Parks Regulation (Amendment) Act 1926
- Parliament of the United Kingdom
- Long title: An Act to amend the Parks Regulation Act, 1872.
- Citation: 16 & 17 Geo. 5. c. 36
- Territorial extent: England and Wales; Scotland;

Dates
- Royal assent: 15 December 1926
- Commencement: 15 December 1926

Other legislation
- Amends: Parks Regulation Act 1872]
- Amended by: Statute Law Revision Act 1950; Transfer of Functions (Ministry of Food) Order 1955; Criminal Procedure (Scotland) Act 1975; Criminal Justice Act 1982; Statute Law (Repeals) Act 1989; Police Reform and Social Responsibility Act 2011;

Status: Amended

History of passage through Parliament

Text of statute as originally enacted

Text of the Parks Regulation (Amendment) Act 1926 as in force today (including any amendments) within the United Kingdom, from legislation.gov.uk.

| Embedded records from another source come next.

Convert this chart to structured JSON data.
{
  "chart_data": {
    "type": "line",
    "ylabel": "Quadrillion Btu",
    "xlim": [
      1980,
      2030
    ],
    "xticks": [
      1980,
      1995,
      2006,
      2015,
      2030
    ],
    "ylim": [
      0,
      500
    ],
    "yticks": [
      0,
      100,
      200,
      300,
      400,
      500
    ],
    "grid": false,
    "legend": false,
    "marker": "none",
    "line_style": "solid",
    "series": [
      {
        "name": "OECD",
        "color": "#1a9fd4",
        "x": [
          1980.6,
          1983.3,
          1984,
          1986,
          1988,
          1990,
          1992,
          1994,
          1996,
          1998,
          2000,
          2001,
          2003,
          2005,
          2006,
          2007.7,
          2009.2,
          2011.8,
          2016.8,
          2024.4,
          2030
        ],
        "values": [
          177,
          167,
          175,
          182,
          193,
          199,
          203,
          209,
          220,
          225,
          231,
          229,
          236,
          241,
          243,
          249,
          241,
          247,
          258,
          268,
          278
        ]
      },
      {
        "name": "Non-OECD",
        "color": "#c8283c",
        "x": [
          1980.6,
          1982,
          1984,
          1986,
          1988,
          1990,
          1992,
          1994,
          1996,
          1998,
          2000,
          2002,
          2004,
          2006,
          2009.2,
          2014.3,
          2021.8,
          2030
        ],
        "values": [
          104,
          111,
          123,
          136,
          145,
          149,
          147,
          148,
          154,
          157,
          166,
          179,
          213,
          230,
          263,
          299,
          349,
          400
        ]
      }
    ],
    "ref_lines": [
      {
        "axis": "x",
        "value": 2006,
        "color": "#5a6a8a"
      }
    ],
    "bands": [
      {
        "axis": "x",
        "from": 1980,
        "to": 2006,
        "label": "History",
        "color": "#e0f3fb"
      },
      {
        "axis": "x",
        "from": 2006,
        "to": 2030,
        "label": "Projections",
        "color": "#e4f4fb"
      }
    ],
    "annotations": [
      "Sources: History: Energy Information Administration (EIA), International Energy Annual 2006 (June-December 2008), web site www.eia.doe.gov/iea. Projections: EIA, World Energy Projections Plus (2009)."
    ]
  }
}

= Parks Regulation (Amendment) Act 1926 =

Act of the Parliament of the United Kingdom

The Parks Regulation (Amendment) Act 1926 (16 & 17 Geo. 5. c. 36) was an act of the United Kingdom, amending the Parks Regulation Act 1872 (35 & 36 Vict. c. 15). It altered the earlier act's remit from "all parks, gardens, recreation grounds, open spaces and other land" managed or controlled by the "Commissioners of Her Majesty's Works and Public Buildings" to those managed or controlled by the "Commissioners of Works" (or in the case of Kew Gardens the Minister of Agriculture and Fisheries), though the provisions of the 1872 act's first schedule were only to apply to parks where they had already been in effect immediately before the 1926 act came into effect (Section 1). It also transferred the regulation-making powers of the 1872 acts to the Commissioners of Works and the Minister of Agriculture and Fisheries (Section 2).